Hundreds of Israelis, US Jews protest at Israeli consulate in New York
Luke Tress is an editor and a reporter in New York for The Times of Israel.
Hundreds of Israelis and American Jews protest against the judicial overhaul outside the Israeli consulate in New York City.
The protesters gather in the rain, draped in Israeli flags and carrying signs in English and Hebrew saying, “Opposition is necessary,” “dictatorship ahead,” and “we still haven’t lost our hope,” an homage to the national anthem.
The demonstrators are more focused on Palestinian rights and the occupation than the protest movement in Israel.
Rabbi Jill Jacobs, the director of T’ruah, says the rally is “in solidarity with the Israelis who have been on the street for three months including in the middle of the night last night.”
“We are not accepting pathetic attempts at compromise,” she says.
“We are standing our ground and we are not going to stop protesting” until the legislation is halted for good, she says.
She reads a statement sent in from US Representative Jerry Nadler: “The unprecedented protest taking place across Israel has shown the world that the Israeli people will not remain silent.”
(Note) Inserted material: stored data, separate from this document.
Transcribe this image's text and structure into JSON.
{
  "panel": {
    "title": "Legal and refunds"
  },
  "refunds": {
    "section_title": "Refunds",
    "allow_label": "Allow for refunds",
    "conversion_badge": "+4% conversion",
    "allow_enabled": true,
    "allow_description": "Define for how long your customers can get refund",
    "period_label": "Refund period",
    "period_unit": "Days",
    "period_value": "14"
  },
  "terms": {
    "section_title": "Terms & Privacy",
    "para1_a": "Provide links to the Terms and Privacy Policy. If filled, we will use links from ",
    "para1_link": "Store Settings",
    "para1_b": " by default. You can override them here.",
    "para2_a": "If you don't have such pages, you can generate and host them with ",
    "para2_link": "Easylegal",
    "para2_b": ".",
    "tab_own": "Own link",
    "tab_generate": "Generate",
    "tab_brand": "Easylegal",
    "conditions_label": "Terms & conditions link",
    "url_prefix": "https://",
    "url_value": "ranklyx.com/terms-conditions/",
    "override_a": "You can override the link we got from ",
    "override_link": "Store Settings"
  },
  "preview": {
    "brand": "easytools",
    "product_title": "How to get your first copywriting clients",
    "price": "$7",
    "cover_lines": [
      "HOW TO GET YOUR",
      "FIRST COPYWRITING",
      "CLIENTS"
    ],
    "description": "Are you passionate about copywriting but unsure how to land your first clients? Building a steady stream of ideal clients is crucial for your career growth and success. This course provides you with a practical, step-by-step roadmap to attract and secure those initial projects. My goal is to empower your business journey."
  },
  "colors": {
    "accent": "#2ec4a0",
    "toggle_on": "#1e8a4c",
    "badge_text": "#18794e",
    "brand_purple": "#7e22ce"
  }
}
Nadler says Prime Minister Benjamin Netanyahu freezing the legislation is a “welcome development,” but that “it is clear that Israel remains at an inflection point.”
New York City Comptroller Brad Lander, who is Jewish, calls the protest movement a “pivotal movement.”
“We will not let this government of Netanyahu and [Bezalel] Smotrich and [Itamar] Ben Gvir drive us off that bridge,” he says, in reference to the two far-right ministers in the coalition.
“We’re not going to trade a delay on this vote for Ben Gvir getting his own armed police force,” he says. “We are going to keep organizing and keep demanding a genuine Israeli democracy.”
The protesters chant in Hebrew, “Democracy or revolt,” and “If there is no equality, we’ll block Madison, you came down on the wrong generation,” a play on the Tel Aviv chant to close the Avalon Highway.
The rally is held a day after Israel’s consul general in New York, Asaf Zamir, quit his position in protest.